Until the late 1980s, Susai’s entire family in Pattinapakkam was involved in fishing in the Adyar estuary. Now, only his son, Sahayam, ventures into the sea for fishing. The reason is that heavy pollution near the estuary does not allow much aquatic life to thrive.
“When I was young, there were no buildings close to the Adyar estuary and even till the Saidapet bridge. Only after the 1980s did buildings come up and the river turn into a garbage dump and sewage carrier. Earlier, fish used to leap out of the water at the estuary and there was plenty of catch. The water used to be crystal clear. Now, fish die in the stretch near the broken bridge as the river is polluted with sewage,” said 62-year-old Susai.

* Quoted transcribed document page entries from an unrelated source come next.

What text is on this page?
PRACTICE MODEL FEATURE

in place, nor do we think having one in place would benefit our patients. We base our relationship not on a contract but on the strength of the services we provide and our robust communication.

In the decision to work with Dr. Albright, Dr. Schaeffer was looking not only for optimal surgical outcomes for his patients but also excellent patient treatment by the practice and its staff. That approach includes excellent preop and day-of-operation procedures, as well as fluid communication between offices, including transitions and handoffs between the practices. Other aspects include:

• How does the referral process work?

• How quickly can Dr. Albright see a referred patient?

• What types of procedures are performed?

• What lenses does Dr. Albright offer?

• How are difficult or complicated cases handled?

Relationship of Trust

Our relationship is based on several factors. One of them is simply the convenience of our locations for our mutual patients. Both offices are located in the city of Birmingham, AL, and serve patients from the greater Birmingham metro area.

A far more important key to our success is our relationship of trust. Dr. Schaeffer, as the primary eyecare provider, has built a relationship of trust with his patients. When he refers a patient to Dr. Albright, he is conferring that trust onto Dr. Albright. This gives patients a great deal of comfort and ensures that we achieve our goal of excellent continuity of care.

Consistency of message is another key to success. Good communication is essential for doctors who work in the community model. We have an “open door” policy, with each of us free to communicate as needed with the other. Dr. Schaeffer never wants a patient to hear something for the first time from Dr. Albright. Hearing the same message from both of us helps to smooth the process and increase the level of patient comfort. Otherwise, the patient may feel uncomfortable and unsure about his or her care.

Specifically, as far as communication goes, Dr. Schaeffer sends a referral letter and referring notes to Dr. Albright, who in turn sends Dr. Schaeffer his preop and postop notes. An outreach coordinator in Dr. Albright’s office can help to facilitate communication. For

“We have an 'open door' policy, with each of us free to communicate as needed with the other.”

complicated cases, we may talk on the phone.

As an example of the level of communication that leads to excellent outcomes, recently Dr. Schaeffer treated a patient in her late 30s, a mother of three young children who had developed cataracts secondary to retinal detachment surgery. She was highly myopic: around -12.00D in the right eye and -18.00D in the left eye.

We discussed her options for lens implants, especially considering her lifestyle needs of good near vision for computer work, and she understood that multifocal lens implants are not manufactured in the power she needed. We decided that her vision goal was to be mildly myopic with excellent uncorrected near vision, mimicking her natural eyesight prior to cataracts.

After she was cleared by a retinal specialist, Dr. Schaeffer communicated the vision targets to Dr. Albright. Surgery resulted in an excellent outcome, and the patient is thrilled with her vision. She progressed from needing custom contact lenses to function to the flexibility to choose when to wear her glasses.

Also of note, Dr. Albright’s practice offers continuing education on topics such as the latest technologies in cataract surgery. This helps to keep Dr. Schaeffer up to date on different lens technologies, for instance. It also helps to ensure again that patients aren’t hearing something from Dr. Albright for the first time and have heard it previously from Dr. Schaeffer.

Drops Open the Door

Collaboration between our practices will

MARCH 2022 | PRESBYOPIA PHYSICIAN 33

The income of many fishing households has trickled down to a minimum over the years because of the degradation of the river. “We can’t even find enough fish to cook leave alone sell. My son goes to sea and we manage with his meagre earnings,” said Susai.
Susai and his brother Antony were featured in the documentary on the Adyar made by Siddharth Muralidharan, a filmmaker.
“You can still find people fishing near the Broken Bridge as a habit. But, many often fall sick because of stepping into slushy stretch of river. Some are even considering taking up jobs as security staff to earn a living. Indigenous fishing must be recognised and the sewage that comes into the river must be treated,” said Mr. Muralidharan who moderated a conversation with representatives from fishing community at the Chennai Water Forum.